SITA emphasises customer experience

SITA has published the 2023 Passenger IT Insights report, which found that, as demand for travel increased post-pandemic, customers have had more disrupted travel experiences due to lingering shortages of airline and airport staff and resources.

It found that over half the passenger survey respondents encountered flight delays and cancellations, highlighting the negative impact this has on their travel experience. Due to this, one third of the respondents reported feeling anxious during the booking stage of their journey.

As a result, passengers are relying more on technology to optimise every aspect of their travel experience, including to address difficult points in the airport journey, to support air transport sustainability and to streamline intermodal travel.

This includes increased usage of mobile technology to remotely control the journey as applications have emerged to boost usage across bookings, and make check-in, access dwell time, boarding time and baggage collection more efficient. One fifth of the respondents reported that they would use pre-arrival automated check-in systems to maximise the efficiency of their trips and to ensure their documents were sufficient to pass border checks.

These disruptions have made passengers more open to adopting modern technology, including biometric identification technology to make airport experiences frictionless. In 2022, respondents’ comfort levels with biometric technology averaged 7,26 out of 10, however this year the comfort level average increased to 7,36.

The report found that new technologies used to support sustainability were the number-one initiative passengers would value most for both airlines (64%) and airports (62%). Sustainability’s prioritisation has increased from about 50% in 2022. Technologies include flight path optimisation to reduce fuel burn by airlines, and tools that monitor data on environmental performance to reduce emissions at the airport.

Furthermore, as awareness around sustainability grows, the demand for integrated intermodal transportation technology has grown, with 76% of respondents expecting to have trips that require multiple modes of transport. Due to this, interest in technology streamlining this experience across the entire journey door-to-door has increased, with passengers seeing intermodal as a new realm of travel that technology has the power to optimise with greater automation.

One-third of respondents expressed interest in being able to drop their bags at their journey start point and have them arrive at their end destination, and nearly one-third would like to see travel operators co-ordinate when disruptions occurred and respond with necessary changes.
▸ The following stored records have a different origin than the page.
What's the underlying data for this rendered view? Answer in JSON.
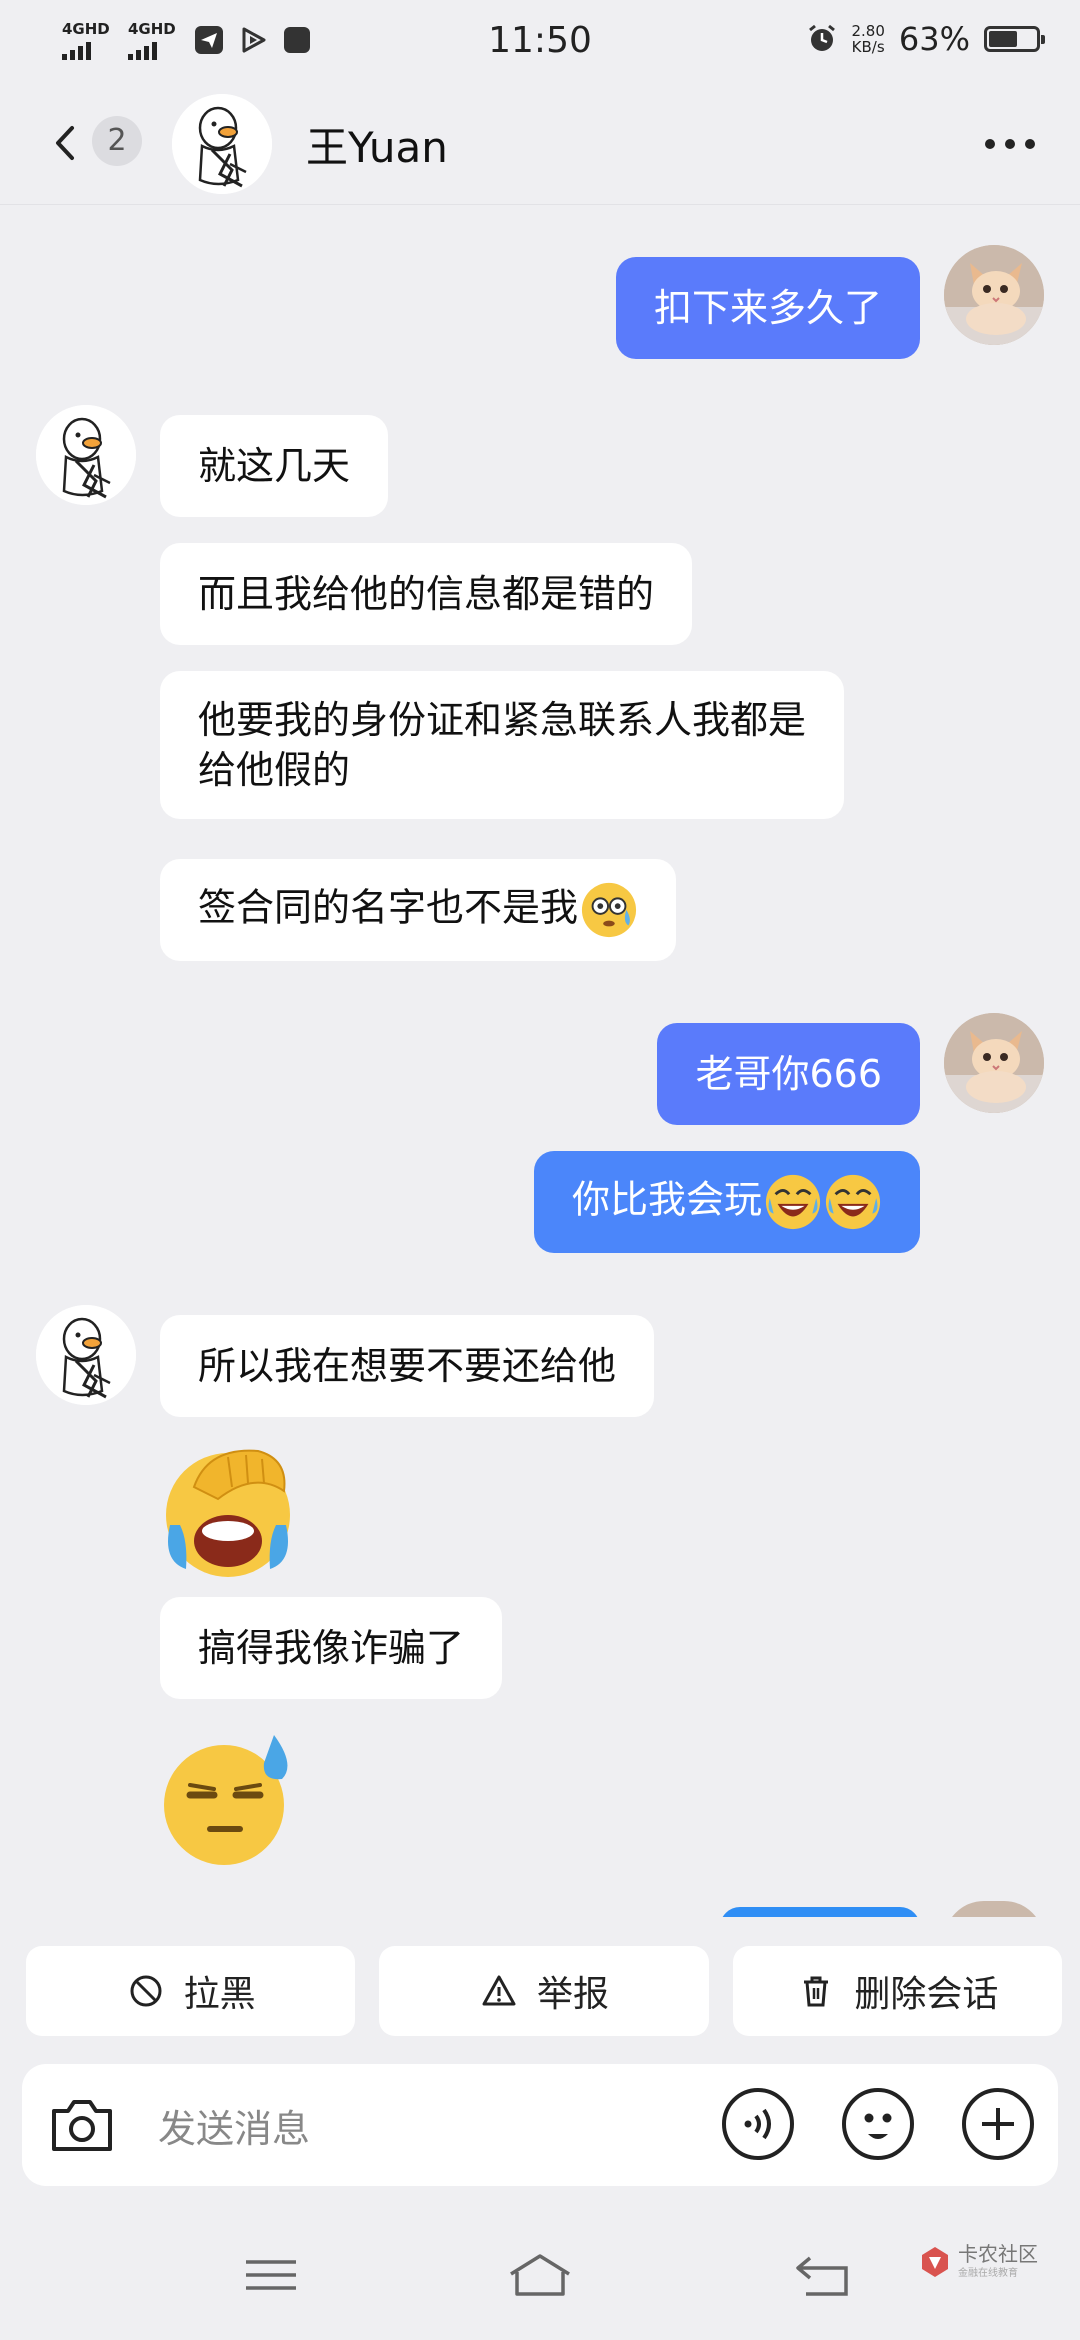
{
  "status_bar": {
    "sim1_label": "4GHD",
    "sim2_label": "4GHD",
    "time": "11:50",
    "net_speed_value": "2.80",
    "net_speed_unit": "KB/s",
    "battery_text": "63%",
    "battery_level": 0.63
  },
  "header": {
    "unread_count": "2",
    "contact_name": "王Yuan"
  },
  "messages": [
    {
      "from": "me",
      "text": "扣下来多久了"
    },
    {
      "from": "them",
      "text": "就这几天"
    },
    {
      "from": "them",
      "text": "而且我给他的信息都是错的"
    },
    {
      "from": "them",
      "text_line1": "他要我的身份证和紧急联系人我都是",
      "text_line2": "给他假的"
    },
    {
      "from": "them",
      "text": "签合同的名字也不是我",
      "emoji": "flushed-face-emoji"
    },
    {
      "from": "me",
      "text": "老哥你666"
    },
    {
      "from": "me",
      "text": "你比我会玩",
      "emoji": "rolling-laughing-emoji x2"
    },
    {
      "from": "them",
      "text": "所以我在想要不要还给他"
    },
    {
      "from": "them",
      "sticker": "facepalm-crying-sticker"
    },
    {
      "from": "them",
      "text": "搞得我像诈骗了"
    },
    {
      "from": "them",
      "sticker": "sweat-expressionless-sticker"
    }
  ],
  "actions": {
    "block_label": "拉黑",
    "report_label": "举报",
    "delete_label": "删除会话"
  },
  "input": {
    "placeholder": "发送消息"
  },
  "watermark": {
    "brand": "卡农社区",
    "tagline": "金融在线教育"
  },
  "colors": {
    "outgoing_bubble": "#5a7bfb",
    "incoming_bubble": "#ffffff",
    "background": "#efeff2"
  }
}
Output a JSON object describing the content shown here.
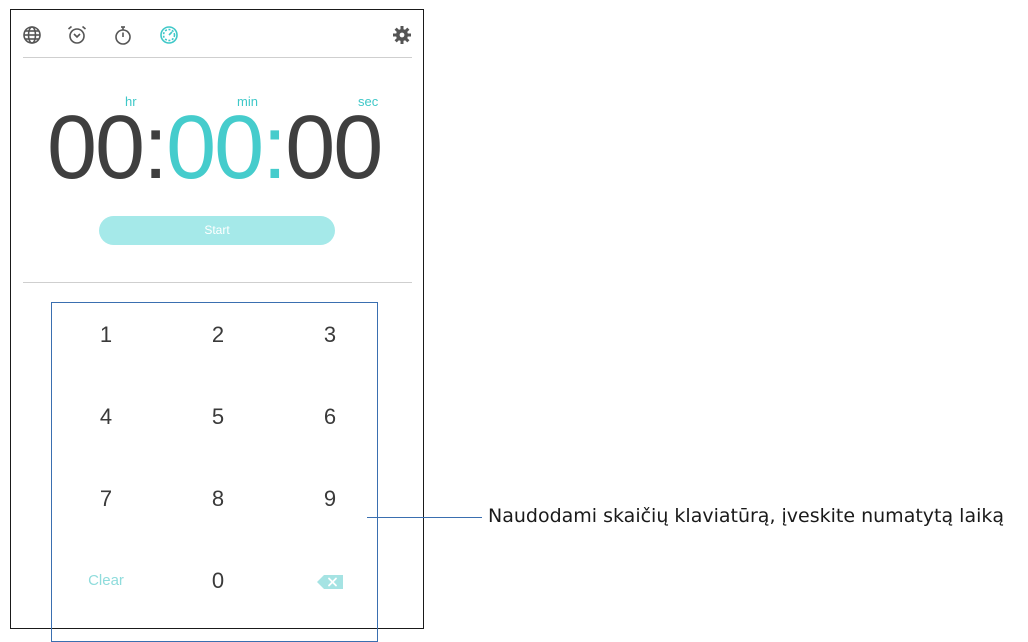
{
  "tabs": [
    {
      "name": "world-clock",
      "icon": "globe-icon"
    },
    {
      "name": "alarm",
      "icon": "alarm-clock-icon"
    },
    {
      "name": "stopwatch",
      "icon": "stopwatch-icon"
    },
    {
      "name": "timer",
      "icon": "timer-icon",
      "active": true
    }
  ],
  "settings_icon": "gear-icon",
  "timer": {
    "labels": {
      "hr": "hr",
      "min": "min",
      "sec": "sec"
    },
    "hours": "00",
    "minutes": "00",
    "seconds": "00",
    "separator": ":"
  },
  "start_button": "Start",
  "keypad": {
    "row1": [
      "1",
      "2",
      "3"
    ],
    "row2": [
      "4",
      "5",
      "6"
    ],
    "row3": [
      "7",
      "8",
      "9"
    ],
    "clear": "Clear",
    "zero": "0",
    "backspace_icon": "backspace-icon"
  },
  "callout": "Naudodami skaičių klaviatūrą, įveskite numatytą laiką",
  "colors": {
    "accent": "#45cccc",
    "button": "#a5e9e9",
    "icon": "#555555",
    "callout_border": "#3a6fb0"
  }
}
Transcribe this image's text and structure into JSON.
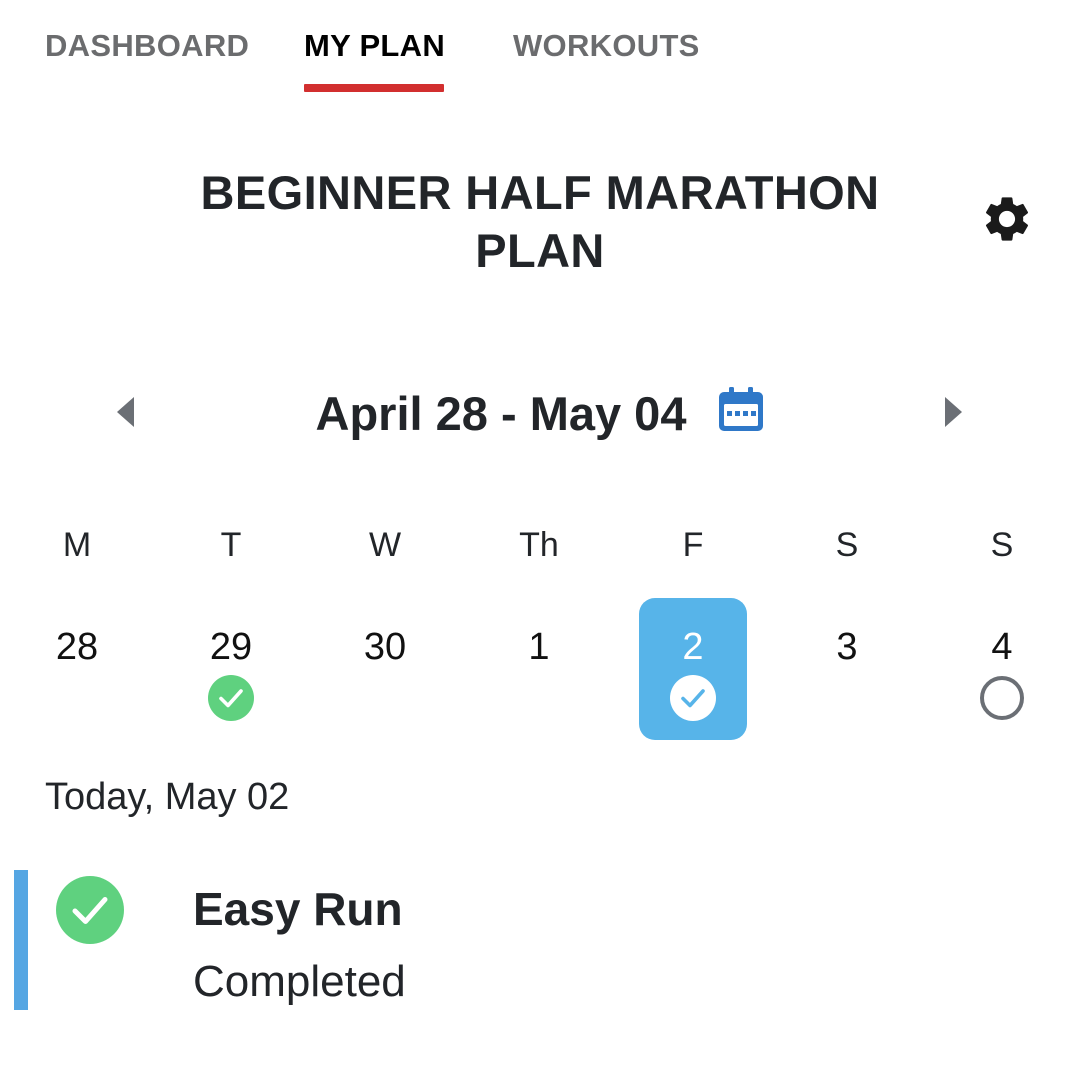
{
  "tabs": [
    {
      "label": "DASHBOARD",
      "active": false
    },
    {
      "label": "MY PLAN",
      "active": true
    },
    {
      "label": "WORKOUTS",
      "active": false
    }
  ],
  "plan": {
    "title": "BEGINNER HALF MARATHON PLAN",
    "settings_icon": "gear-icon"
  },
  "week_nav": {
    "range": "April 28 - May 04",
    "prev_icon": "caret-left-icon",
    "next_icon": "caret-right-icon",
    "calendar_icon": "calendar-icon"
  },
  "week": {
    "days": [
      {
        "weekday": "M",
        "date": "28",
        "status": "none",
        "selected": false
      },
      {
        "weekday": "T",
        "date": "29",
        "status": "completed",
        "selected": false
      },
      {
        "weekday": "W",
        "date": "30",
        "status": "none",
        "selected": false
      },
      {
        "weekday": "Th",
        "date": "1",
        "status": "none",
        "selected": false
      },
      {
        "weekday": "F",
        "date": "2",
        "status": "completed",
        "selected": true
      },
      {
        "weekday": "S",
        "date": "3",
        "status": "none",
        "selected": false
      },
      {
        "weekday": "S",
        "date": "4",
        "status": "scheduled",
        "selected": false
      }
    ]
  },
  "today": {
    "label": "Today, May 02",
    "workout": {
      "name": "Easy Run",
      "status": "Completed",
      "status_icon": "check-circle-icon"
    }
  },
  "colors": {
    "accent": "#d22f2f",
    "selected_day": "#57b4e9",
    "completed": "#5fd17f",
    "card_accent": "#55a6e3",
    "calendar_icon": "#2f78c8"
  }
}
“When planning travel, cost is just one of the factors affecting travellers’ willingness to book flights. Experience at the airport has become fundamental to passengers’ decision making, and travellers are telling the industry loud and clear: the more they are subjected to clunky and inefficient processes, the more likely they are to consider other options,” said David Lavorel, SITA CEO. “Passengers are pointing to a clear way forward for the industry: now more than ever they recognise smart technologies as key to streamlining travel while reducing its environmental impacts, both for air travel alone and for the broader intermodal ecosystem.”